Bannière no-kill

   

    Depuis quelques années déjà se développe de plus en plus le "no-kill", que l'on pourrait encore appeler "le capturé - relâché", c'est à dire d'attraper un poisson par pur plaisir pour le remettre à l'eau  dans l'espoir souvent inavoué de le capturer de nouveau. Les adeptes de cette pratique se rencontraient principalement dans les domaines de la pêche à la mouche ou de la carpe. Par ailleurs, la presse halieutique écrite et audiovisuelle s'en fait largement l'écho au point que certaines revues refusent la publication de clichés montrant des poissons photographiés ailleurs que sur leurs lieux de pêche.

 

 

    A l'origine, la pêche constituait une source d'alimentation, voire de survie, qui s'est transformée depuis quelques années en un loisir pour une grande majorité de pratiquants. De ce fait, on peut donc affirmer qu'il n'est actuellement plus justifiable de garder ses prises.

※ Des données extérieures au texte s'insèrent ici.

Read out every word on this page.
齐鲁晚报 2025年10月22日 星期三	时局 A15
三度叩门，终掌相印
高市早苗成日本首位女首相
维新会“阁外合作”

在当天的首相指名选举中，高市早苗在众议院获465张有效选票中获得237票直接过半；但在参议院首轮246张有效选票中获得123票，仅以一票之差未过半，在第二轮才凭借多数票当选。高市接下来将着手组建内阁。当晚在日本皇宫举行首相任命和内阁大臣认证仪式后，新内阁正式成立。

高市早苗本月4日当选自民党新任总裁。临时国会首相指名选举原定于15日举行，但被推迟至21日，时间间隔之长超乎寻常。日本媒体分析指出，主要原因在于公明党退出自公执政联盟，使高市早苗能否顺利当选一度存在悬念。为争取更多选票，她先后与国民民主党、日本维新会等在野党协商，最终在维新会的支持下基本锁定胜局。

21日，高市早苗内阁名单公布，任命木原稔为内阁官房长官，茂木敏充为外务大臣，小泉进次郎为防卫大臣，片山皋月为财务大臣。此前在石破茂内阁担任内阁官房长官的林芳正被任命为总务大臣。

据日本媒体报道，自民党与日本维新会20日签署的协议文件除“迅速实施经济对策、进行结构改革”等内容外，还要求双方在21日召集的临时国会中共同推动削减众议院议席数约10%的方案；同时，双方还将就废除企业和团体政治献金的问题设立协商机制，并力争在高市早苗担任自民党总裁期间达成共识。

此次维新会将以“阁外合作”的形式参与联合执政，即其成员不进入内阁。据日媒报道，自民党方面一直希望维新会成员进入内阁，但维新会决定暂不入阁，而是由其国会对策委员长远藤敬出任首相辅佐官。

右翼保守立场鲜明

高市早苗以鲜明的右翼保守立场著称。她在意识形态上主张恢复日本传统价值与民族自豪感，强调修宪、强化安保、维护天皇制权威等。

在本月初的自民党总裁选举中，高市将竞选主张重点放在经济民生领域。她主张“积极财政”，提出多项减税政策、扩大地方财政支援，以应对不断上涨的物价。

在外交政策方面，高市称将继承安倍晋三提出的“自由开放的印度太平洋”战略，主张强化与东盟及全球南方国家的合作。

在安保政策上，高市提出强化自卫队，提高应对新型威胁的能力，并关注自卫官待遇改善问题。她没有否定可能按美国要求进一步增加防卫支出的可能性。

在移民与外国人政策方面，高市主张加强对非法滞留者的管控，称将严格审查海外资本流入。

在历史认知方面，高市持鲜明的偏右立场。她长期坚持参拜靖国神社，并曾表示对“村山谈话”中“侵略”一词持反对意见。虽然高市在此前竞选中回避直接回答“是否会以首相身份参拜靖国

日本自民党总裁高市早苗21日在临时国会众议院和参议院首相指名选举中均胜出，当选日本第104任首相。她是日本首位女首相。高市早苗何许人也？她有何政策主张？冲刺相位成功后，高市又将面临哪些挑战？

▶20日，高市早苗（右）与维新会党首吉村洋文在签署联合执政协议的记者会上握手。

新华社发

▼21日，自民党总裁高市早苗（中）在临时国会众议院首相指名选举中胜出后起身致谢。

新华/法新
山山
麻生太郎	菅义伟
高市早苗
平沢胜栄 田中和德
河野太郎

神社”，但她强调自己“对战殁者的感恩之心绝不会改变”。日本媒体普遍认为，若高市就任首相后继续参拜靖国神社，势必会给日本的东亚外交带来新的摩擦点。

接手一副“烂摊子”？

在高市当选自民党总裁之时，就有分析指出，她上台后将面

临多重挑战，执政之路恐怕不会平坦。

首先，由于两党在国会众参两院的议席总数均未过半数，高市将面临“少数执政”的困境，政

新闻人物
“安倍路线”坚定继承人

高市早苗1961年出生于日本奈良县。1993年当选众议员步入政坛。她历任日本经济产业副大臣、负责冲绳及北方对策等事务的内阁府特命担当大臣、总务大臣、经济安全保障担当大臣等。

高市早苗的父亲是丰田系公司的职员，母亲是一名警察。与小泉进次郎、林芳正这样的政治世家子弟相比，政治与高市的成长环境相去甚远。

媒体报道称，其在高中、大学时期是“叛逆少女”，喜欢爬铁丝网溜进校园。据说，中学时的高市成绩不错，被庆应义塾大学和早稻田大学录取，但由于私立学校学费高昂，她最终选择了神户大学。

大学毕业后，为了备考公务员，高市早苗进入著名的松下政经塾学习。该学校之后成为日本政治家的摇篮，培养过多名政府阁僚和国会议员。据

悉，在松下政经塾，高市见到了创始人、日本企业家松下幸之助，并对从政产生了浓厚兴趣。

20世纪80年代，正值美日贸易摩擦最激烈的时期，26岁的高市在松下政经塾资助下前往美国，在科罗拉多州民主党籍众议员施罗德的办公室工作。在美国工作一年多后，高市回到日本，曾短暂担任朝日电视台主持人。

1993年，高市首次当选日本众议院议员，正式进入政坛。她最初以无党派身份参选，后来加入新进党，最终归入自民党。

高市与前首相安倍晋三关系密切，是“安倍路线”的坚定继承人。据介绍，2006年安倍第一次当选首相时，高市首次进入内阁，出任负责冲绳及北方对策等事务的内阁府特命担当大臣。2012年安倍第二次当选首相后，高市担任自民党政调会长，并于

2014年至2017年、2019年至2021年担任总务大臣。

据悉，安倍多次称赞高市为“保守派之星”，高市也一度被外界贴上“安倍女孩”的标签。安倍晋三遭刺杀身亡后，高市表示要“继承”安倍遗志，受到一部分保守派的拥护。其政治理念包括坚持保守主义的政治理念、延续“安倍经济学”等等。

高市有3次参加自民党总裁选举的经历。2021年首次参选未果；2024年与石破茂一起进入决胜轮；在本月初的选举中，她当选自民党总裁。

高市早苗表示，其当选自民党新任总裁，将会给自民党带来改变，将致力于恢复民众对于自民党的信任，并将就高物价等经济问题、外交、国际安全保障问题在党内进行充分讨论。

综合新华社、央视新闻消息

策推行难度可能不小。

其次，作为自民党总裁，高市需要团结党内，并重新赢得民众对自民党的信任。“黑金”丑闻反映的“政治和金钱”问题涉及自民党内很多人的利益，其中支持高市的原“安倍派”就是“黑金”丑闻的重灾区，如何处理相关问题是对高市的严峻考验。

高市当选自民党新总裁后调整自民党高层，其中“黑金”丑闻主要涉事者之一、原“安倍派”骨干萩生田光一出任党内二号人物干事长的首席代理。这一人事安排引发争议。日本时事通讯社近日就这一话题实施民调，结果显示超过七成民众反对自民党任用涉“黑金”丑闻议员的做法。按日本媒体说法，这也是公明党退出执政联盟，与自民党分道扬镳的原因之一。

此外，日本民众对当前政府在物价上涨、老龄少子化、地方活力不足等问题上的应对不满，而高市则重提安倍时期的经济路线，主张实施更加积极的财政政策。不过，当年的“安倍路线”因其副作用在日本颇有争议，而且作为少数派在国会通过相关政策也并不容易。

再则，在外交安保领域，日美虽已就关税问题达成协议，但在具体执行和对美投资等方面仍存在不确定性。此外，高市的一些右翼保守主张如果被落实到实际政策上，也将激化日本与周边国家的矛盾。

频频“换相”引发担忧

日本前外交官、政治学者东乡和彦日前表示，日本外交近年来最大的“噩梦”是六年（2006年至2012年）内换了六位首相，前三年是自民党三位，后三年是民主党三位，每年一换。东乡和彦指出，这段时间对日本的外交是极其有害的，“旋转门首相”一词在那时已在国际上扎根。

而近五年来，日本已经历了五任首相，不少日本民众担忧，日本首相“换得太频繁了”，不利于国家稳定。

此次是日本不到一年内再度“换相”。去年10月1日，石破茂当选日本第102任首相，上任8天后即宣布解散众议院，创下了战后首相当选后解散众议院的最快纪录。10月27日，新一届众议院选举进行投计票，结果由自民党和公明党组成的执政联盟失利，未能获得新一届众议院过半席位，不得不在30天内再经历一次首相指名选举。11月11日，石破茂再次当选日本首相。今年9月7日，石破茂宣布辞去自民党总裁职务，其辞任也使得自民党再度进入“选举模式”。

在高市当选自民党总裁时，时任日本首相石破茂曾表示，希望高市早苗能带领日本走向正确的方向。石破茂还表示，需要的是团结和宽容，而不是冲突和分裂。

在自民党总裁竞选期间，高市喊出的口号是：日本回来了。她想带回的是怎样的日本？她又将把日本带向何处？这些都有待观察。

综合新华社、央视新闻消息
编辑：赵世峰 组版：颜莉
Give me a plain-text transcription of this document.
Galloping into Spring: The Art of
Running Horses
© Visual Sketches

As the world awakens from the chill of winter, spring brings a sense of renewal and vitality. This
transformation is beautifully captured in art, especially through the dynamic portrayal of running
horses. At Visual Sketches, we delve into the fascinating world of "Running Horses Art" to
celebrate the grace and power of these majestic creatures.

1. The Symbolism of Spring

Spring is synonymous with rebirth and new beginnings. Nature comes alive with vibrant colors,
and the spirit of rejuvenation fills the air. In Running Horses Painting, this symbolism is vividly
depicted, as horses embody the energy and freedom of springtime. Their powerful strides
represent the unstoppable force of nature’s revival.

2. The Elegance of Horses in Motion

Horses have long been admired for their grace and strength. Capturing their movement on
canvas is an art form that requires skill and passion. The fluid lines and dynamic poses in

    Je dois avoir le courage d'écrire ce qu'il suit : dans ma jeunesse, je pensais que tout était éternel, c'est à dire que les truites peupleraient nos cours d'eau pour l'éternité. Sur ces pensées insouciances et totalement erronées, je gardais donc l'intégralité de mes captures dans le respect de la réglementation. Puis, doublée à la fragilité de l'écosystème, l'idée avait fait son chemin, me faisant changer ma façon de pratiquer en ne conservant que quelques poissons par ci, par là, et pour lesquels j'avais d'ailleurs relevé significativement la taille légale de capture pouvant aller jusqu'à 10 cm en deçà.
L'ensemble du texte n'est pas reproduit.